My name is Manuel Bettencourt and I'm the author of Hello Stranger and The Male Gaze.

I grew up in Colombia, but I went to a British private school in Bogota.

And so all of our curriculum, especially for English, was very British focused.

And so Dahl was my gateway drug to literature in general.

So I was reading George's Marvelous Medicine and James the Giant Peach, eventually something like The Witches and Matilda before I was like 12.

And I was reading in my second language.

It's one of those writers that I owe my own career as a writer and as a critic, because even then, there's no way to read Dahl without understanding how a sentence is structured, how language helps shape a character, how an adjective can suddenly turn a phrase.

It hadn't dawned on me until I was starting to pull everything from that piece how much of my childhood had been shaped by him in ways that I hadn't even remembered.

I asked Manuel to talk a little bit more about Roald Dahl's specific feelings about the Gene Wilder film.

I think it is the one that everyone knows the best, and it's probably the one that he disliked the most.
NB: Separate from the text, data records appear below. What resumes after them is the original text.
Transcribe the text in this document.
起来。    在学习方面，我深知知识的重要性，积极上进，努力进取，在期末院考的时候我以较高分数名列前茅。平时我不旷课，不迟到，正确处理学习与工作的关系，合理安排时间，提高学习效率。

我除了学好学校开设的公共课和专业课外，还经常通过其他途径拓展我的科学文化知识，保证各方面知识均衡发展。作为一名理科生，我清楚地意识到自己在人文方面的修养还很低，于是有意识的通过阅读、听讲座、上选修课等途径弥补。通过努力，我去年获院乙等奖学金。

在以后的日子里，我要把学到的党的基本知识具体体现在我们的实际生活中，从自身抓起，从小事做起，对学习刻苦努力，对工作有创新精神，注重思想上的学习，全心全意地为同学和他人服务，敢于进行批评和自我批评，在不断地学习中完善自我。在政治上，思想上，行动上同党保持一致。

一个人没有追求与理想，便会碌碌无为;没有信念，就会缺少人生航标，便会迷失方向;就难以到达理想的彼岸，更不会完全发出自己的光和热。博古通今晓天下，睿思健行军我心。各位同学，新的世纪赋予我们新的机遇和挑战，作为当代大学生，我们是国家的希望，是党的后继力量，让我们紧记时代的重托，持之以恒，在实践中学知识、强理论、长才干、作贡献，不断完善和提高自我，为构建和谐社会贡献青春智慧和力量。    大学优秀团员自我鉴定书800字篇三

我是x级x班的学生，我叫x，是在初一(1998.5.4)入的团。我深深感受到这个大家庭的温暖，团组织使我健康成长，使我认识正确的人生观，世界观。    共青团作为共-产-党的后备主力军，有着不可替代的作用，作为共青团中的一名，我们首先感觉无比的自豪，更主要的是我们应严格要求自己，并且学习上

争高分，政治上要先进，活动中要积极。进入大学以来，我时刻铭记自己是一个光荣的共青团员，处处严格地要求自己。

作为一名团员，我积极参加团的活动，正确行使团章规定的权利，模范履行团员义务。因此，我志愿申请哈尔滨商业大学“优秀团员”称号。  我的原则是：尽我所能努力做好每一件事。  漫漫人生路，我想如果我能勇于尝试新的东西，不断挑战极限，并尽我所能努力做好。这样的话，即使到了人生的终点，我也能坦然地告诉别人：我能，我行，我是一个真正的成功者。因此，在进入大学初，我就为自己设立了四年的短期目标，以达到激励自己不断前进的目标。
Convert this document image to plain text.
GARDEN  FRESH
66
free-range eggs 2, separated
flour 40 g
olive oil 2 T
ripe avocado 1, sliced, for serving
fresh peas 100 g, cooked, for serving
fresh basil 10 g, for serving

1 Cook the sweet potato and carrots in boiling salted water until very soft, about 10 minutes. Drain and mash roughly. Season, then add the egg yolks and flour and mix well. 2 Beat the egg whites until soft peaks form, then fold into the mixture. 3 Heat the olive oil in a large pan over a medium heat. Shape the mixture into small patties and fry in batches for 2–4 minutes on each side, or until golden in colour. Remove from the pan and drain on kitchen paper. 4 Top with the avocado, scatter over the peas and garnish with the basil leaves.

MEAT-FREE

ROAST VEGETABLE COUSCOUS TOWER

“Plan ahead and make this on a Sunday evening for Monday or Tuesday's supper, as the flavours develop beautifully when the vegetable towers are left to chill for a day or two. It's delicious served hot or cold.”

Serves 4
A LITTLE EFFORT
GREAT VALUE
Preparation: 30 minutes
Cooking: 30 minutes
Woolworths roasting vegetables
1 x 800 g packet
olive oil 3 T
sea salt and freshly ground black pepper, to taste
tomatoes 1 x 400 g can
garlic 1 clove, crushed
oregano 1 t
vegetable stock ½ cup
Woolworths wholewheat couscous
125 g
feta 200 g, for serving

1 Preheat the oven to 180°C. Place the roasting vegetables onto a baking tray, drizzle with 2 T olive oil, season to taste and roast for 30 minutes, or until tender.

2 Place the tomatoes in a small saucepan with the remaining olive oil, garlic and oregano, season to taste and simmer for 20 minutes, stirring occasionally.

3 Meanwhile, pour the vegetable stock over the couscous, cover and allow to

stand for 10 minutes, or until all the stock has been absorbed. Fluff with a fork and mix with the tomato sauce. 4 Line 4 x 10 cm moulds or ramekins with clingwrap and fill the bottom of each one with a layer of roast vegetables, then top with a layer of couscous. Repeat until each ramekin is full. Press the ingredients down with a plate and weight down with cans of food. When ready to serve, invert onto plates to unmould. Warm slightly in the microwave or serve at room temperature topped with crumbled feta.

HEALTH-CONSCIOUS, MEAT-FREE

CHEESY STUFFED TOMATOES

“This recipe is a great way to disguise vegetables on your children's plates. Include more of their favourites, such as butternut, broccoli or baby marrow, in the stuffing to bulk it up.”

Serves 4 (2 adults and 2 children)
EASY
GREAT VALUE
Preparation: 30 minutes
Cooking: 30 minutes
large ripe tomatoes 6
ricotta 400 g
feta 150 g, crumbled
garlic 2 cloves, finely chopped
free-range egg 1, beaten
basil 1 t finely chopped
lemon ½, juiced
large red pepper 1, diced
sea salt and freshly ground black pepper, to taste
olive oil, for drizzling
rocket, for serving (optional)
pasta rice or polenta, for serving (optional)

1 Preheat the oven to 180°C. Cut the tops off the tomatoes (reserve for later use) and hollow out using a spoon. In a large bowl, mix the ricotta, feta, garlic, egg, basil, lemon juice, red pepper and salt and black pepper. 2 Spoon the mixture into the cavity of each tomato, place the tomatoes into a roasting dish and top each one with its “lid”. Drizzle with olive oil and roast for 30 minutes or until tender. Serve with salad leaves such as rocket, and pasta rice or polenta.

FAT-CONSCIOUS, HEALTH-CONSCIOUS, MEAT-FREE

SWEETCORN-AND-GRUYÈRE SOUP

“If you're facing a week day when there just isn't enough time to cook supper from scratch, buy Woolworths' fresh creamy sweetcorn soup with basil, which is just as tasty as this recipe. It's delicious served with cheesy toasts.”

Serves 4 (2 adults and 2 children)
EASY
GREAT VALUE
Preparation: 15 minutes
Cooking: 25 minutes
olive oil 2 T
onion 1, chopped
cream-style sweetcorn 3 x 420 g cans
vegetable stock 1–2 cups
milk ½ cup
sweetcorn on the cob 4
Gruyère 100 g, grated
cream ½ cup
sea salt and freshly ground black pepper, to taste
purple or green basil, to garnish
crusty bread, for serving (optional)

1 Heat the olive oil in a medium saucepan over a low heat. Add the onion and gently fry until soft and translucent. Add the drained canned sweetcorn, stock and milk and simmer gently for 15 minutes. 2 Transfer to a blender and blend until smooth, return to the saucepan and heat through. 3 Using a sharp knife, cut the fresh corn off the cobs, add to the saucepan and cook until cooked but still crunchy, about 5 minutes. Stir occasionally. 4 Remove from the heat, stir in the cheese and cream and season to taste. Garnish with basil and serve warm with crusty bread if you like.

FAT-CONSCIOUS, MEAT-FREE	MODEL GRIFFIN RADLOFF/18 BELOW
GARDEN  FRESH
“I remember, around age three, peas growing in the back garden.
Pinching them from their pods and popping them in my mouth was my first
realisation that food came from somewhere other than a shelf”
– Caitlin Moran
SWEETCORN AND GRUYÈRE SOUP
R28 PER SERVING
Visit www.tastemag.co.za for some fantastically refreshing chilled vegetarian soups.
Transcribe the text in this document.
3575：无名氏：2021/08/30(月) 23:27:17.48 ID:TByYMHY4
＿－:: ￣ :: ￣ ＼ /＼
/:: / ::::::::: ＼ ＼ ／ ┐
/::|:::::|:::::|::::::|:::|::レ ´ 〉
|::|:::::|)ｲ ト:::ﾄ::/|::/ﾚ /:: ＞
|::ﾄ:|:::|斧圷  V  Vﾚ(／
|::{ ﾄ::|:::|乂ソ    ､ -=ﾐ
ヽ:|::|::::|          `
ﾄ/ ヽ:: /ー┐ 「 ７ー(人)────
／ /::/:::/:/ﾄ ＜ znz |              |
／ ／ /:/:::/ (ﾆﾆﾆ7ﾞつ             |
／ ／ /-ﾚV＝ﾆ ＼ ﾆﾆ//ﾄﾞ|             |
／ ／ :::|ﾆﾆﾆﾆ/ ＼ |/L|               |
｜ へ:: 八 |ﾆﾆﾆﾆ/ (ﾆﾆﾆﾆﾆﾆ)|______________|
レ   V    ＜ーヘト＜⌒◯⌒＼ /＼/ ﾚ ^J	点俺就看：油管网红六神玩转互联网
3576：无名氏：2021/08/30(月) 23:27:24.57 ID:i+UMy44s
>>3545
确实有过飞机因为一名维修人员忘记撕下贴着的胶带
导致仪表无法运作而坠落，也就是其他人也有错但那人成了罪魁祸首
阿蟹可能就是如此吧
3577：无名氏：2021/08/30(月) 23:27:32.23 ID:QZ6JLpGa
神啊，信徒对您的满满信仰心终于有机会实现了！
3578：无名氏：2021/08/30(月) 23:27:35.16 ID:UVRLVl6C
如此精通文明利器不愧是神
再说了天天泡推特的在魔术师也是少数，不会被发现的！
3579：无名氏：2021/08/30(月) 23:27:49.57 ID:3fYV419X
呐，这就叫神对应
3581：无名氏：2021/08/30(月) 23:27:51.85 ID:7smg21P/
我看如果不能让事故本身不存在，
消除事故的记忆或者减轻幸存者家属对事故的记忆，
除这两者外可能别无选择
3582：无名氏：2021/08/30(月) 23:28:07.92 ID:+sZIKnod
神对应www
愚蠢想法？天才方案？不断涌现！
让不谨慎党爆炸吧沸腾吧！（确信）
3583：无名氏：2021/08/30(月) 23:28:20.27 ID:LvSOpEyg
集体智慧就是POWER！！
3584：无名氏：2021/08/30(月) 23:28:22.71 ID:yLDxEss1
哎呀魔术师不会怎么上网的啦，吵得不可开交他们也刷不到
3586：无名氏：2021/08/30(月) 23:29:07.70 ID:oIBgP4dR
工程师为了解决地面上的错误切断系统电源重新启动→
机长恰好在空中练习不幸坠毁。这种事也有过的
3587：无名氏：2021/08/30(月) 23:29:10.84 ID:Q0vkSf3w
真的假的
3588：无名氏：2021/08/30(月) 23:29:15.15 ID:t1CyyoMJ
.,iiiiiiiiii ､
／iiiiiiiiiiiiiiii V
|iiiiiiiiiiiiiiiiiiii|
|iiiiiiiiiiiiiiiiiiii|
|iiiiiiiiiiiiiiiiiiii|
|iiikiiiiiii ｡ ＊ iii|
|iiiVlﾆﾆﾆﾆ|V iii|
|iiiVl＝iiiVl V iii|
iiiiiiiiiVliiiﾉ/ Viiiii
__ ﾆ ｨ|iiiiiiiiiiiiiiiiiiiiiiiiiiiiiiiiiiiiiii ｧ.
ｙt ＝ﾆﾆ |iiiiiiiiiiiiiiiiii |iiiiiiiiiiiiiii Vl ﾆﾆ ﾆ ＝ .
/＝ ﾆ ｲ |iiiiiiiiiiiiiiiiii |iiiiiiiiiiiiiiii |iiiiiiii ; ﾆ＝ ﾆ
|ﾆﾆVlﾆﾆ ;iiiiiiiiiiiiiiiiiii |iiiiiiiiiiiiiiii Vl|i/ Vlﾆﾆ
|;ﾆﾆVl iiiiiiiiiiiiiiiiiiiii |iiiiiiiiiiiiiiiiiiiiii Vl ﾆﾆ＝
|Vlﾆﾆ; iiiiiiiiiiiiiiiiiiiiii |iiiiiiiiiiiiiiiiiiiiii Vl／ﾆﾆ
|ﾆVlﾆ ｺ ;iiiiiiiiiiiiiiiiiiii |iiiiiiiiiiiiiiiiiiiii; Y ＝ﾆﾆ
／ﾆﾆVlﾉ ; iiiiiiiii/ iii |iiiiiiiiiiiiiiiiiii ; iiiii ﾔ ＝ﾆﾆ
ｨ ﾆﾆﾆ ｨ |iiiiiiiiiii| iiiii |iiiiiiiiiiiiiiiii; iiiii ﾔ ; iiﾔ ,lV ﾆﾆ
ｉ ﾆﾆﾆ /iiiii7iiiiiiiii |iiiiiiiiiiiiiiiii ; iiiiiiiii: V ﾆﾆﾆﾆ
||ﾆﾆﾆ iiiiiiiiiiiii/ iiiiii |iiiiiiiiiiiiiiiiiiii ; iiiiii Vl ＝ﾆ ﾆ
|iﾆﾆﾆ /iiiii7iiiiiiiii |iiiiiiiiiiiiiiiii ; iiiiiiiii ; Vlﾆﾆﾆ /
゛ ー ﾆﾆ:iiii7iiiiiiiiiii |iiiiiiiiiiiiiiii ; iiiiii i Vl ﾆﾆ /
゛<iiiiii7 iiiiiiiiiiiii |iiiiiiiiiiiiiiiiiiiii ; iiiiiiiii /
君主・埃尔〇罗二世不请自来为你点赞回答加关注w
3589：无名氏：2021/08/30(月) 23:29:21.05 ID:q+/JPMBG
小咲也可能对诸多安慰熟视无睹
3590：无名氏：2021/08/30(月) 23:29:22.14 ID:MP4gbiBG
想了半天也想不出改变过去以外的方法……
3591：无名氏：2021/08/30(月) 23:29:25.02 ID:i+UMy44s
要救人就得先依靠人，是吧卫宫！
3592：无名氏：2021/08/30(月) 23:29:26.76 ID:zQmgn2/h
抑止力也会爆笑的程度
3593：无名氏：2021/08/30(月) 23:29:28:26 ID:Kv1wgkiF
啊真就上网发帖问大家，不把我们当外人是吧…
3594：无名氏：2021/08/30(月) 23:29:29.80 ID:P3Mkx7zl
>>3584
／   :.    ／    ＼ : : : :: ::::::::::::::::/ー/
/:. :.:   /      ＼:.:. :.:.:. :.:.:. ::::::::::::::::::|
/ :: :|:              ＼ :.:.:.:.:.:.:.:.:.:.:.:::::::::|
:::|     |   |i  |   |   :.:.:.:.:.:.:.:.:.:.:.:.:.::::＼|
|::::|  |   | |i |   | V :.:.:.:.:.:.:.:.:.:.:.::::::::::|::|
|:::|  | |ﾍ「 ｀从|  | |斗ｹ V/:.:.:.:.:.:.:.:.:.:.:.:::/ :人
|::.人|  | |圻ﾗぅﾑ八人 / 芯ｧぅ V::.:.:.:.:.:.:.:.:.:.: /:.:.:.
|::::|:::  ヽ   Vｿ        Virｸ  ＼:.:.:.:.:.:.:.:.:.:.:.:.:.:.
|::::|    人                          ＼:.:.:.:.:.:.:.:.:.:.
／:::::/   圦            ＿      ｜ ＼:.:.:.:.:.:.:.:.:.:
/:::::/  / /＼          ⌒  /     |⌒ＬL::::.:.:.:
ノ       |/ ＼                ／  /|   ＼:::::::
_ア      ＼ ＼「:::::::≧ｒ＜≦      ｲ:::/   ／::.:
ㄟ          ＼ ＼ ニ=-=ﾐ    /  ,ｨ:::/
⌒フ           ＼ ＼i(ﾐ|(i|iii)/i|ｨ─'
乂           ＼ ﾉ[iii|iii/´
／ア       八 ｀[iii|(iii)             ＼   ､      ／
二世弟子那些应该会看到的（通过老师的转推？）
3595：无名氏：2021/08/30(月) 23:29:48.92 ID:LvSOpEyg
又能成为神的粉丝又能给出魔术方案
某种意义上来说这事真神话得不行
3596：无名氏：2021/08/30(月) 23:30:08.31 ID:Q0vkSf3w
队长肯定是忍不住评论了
And so it exists at this weird intersection where if he had had his way, that is not the fellow we would have gotten.

There's a reason why there was never another Charlie and the Chocolate Factory adaptation that happened in his lifetime, because that is how much he hated the Gene Wilder

version, the way that it focused on Wonka rather than Charlie.

I think the reasons why he disliked it or he voiced his dislike is also one of the reasons that made it such a classic.